Their Barfly Ventures holding company also bought McFadden's Irish Saloon, and he is landlord and financier to the Pyramid Scheme bar and indie rock venue nearby.

Via HopCat's Facebook page, he led a crusade that vaulted Grand Rapids to the top of a National Beer Examiner poll last week as co-winner of the 2012 BeerCity USA title, tied with Asheville, N.C.

HopCat, which brews craft beers along with selling about 40 others on tap from around the globe, will make good tonight on a promise that if Grand Rapids won the BeerCity poll, patrons could buy $1.50 pints of Michigan craft beer for one night.

All of his bar and restaurant ventures, including revival of the Grand Rapids Brewing name that dates to 1893, are in historic downtown buildings.

In search of purpose


None of this, including the return to his hometown in 2007, was ever part of a plan.

He was born in Kalamazoo and raised in Grand Rapids, where his parents divorced when he was 15. He attended college for a while, enjoyed the campus life but not the classes -- and dropped out of Michigan State University.

He taught himself to play piano well enough to get into Berklee College of Music in Boston, but didn't stick with that, either, and migrated to Los Angeles, where he played keyboards and guitar with some rock bands.

He also discovered that he was better at the business side of the band than he was as a musician.

Armed with newfound passion and focus, he re-enrolled at MSU and aced his business courses en route to a degree in accounting.

A wild ride


He landed a job with GE Capital in Chicago and then moved to Morningstar, where he authored the investment firm's newsletter and became chief equities strategist before leaving in 2005 to start his own hedge fund, Sellers Capital.

Oh, and during his Chicago stint, he earned a master's in business administration at Northwestern University.

He raised $12 million from investors and by 2008 was managing a $300-million portfolio -- but then got whacked by the big financial crisis and stock market plunge.
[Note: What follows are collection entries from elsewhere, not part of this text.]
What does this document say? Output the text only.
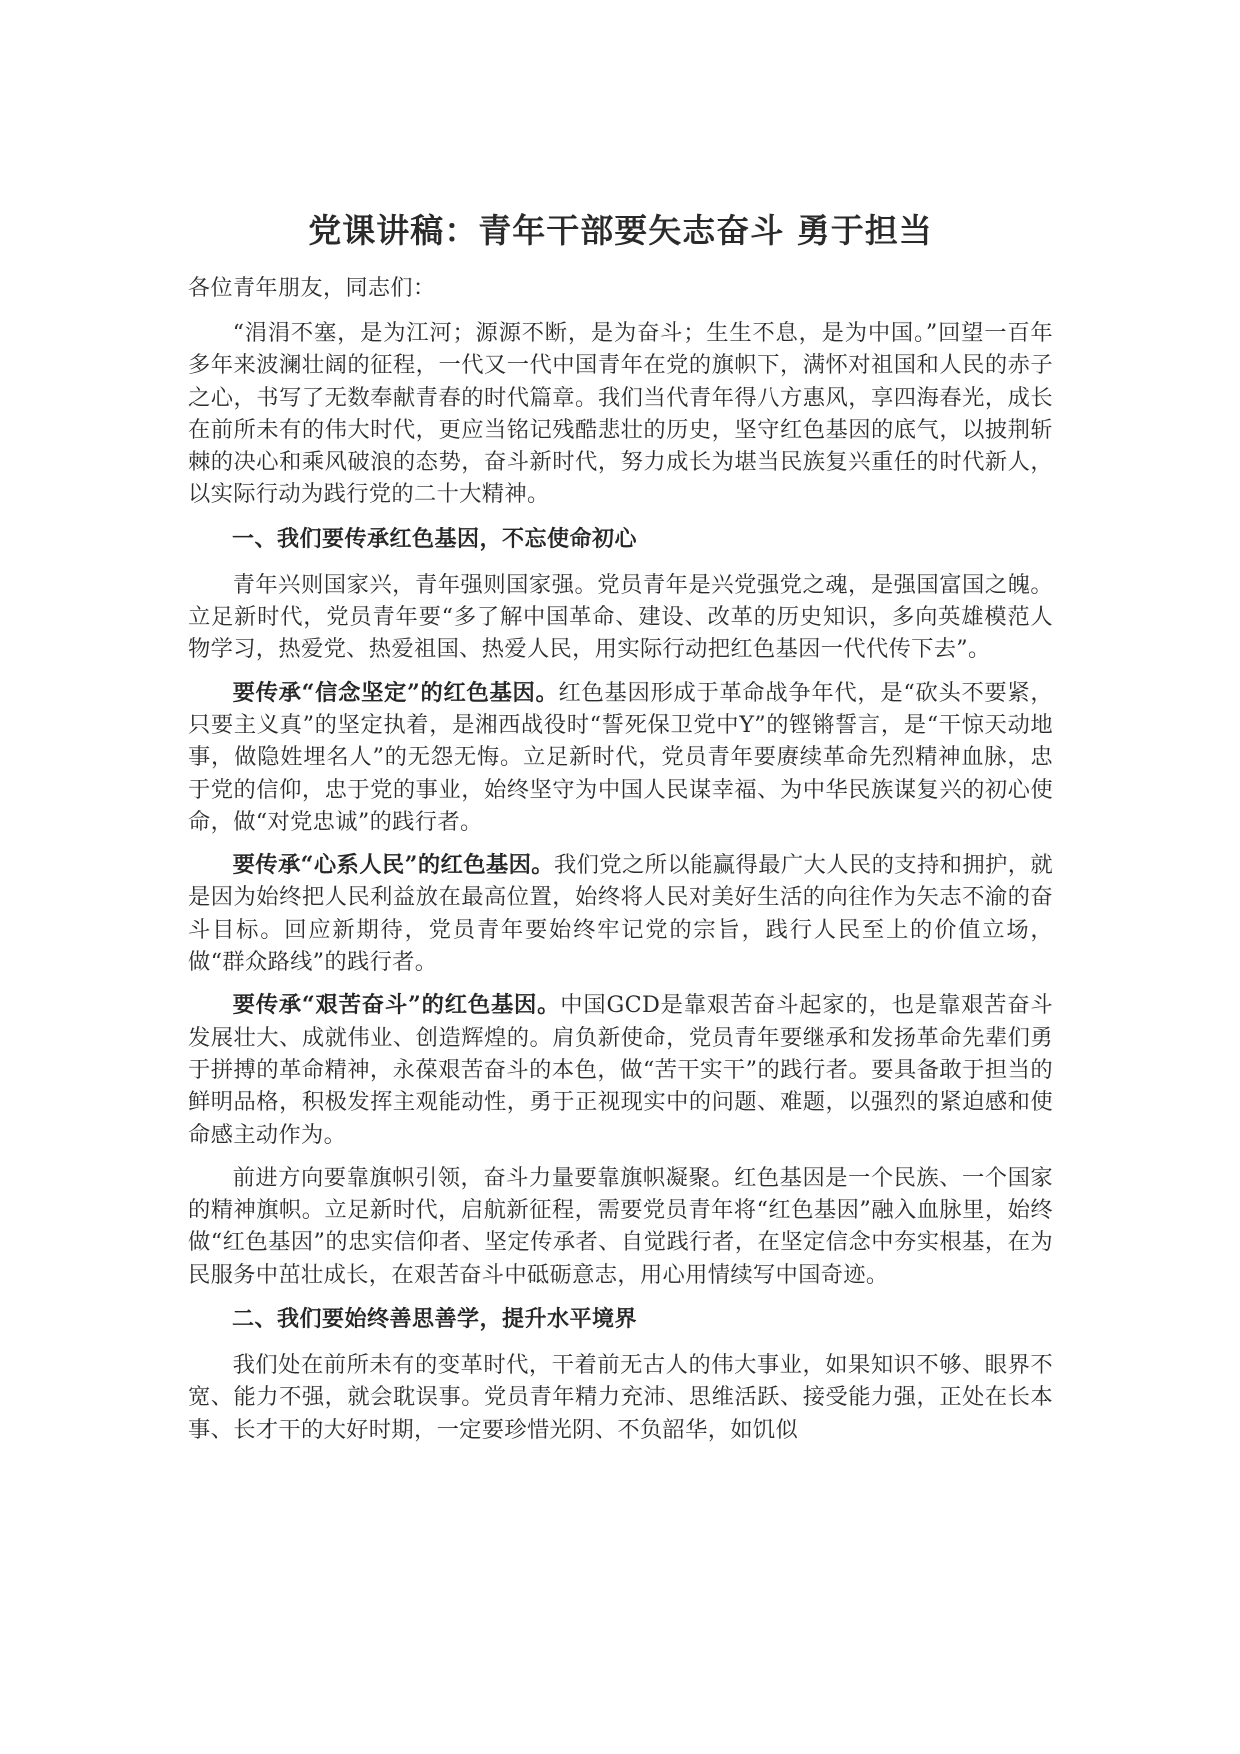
党课讲稿：青年干部要矢志奋斗 勇于担当

各位青年朋友，同志们：

“涓涓不塞，是为江河；源源不断，是为奋斗；生生不息，是为中国。”回望一百年多年来波澜壮阔的征程，一代又一代中国青年在党的旗帜下，满怀对祖国和人民的赤子之心，书写了无数奉献青春的时代篇章。我们当代青年得八方惠风，享四海春光，成长在前所未有的伟大时代，更应当铭记残酷悲壮的历史，坚守红色基因的底气，以披荆斩棘的决心和乘风破浪的态势，奋斗新时代，努力成长为堪当民族复兴重任的时代新人，以实际行动为践行党的二十大精神。

一、我们要传承红色基因，不忘使命初心

青年兴则国家兴，青年强则国家强。党员青年是兴党强党之魂，是强国富国之魄。立足新时代，党员青年要“多了解中国革命、建设、改革的历史知识，多向英雄模范人物学习，热爱党、热爱祖国、热爱人民，用实际行动把红色基因一代代传下去”。

要传承“信念坚定”的红色基因。红色基因形成于革命战争年代，是“砍头不要紧，只要主义真”的坚定执着，是湘西战役时“誓死保卫党中Y”的铿锵誓言，是“干惊天动地事，做隐姓埋名人”的无怨无悔。立足新时代，党员青年要赓续革命先烈精神血脉，忠于党的信仰，忠于党的事业，始终坚守为中国人民谋幸福、为中华民族谋复兴的初心使命，做“对党忠诚”的践行者。

要传承“心系人民”的红色基因。我们党之所以能赢得最广大人民的支持和拥护，就是因为始终把人民利益放在最高位置，始终将人民对美好生活的向往作为矢志不渝的奋斗目标。回应新期待，党员青年要始终牢记党的宗旨，践行人民至上的价值立场，做“群众路线”的践行者。

要传承“艰苦奋斗”的红色基因。中国GCD是靠艰苦奋斗起家的，也是靠艰苦奋斗发展壮大、成就伟业、创造辉煌的。肩负新使命，党员青年要继承和发扬革命先辈们勇于拼搏的革命精神，永葆艰苦奋斗的本色，做“苦干实干”的践行者。要具备敢于担当的鲜明品格，积极发挥主观能动性，勇于正视现实中的问题、难题，以强烈的紧迫感和使命感主动作为。

前进方向要靠旗帜引领，奋斗力量要靠旗帜凝聚。红色基因是一个民族、一个国家的精神旗帜。立足新时代，启航新征程，需要党员青年将“红色基因”融入血脉里，始终做“红色基因”的忠实信仰者、坚定传承者、自觉践行者，在坚定信念中夯实根基，在为民服务中茁壮成长，在艰苦奋斗中砥砺意志，用心用情续写中国奇迹。

二、我们要始终善思善学，提升水平境界

我们处在前所未有的变革时代，干着前无古人的伟大事业，如果知识不够、眼界不宽、能力不强，就会耽误事。党员青年精力充沛、思维活跃、接受能力强，正处在长本事、长才干的大好时期，一定要珍惜光阴、不负韶华，如饥似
He and his wife had already resettled in Grand Rapids, where they found they could have a 5,000-square-foot house for the same price as an apartment one-third the size in Chicago.

Late in 2008, he decided to sell all of his funds' stocks and return the money to investors -- except one stock, Premier Exhibitions, which holds salvage rights to the Titanic.

Premier operates touring exhibitions, including "Titanic: The Artifact Exhibition," on display at the Henry Ford through Sept. 30, during the 100th anniversary year of the Titanic's sinking. Its stock has been selling between $2 and $3 a share since early April, and has a total market value of about $128 million.

How to find your niche
Although his HopCat bar and brewery is profitable now, he said it was not conceived as a vehicle to make money.

He made some decidedly un-commercial moves there.

HopCat banned smoking in the bar from its opening in 2008, two years before Michigan's smoking ban took effect. And refuses to sell national mega-brands Budweiser, Miller or Coors, even in bottles.

He said craft beer lovers are a different breed -- they like to smell the brew and swirl it, and increasingly, they come from far away to visit Founders, the biggest and best-known of Grand Rapids' craft-beer makers, and the region's growing cluster of smaller brewers and beer bars.

He said the fact that he's now making money, despite being called crazy for the no-smoking and no-Bud stances, just proves the old adage about working at something you love.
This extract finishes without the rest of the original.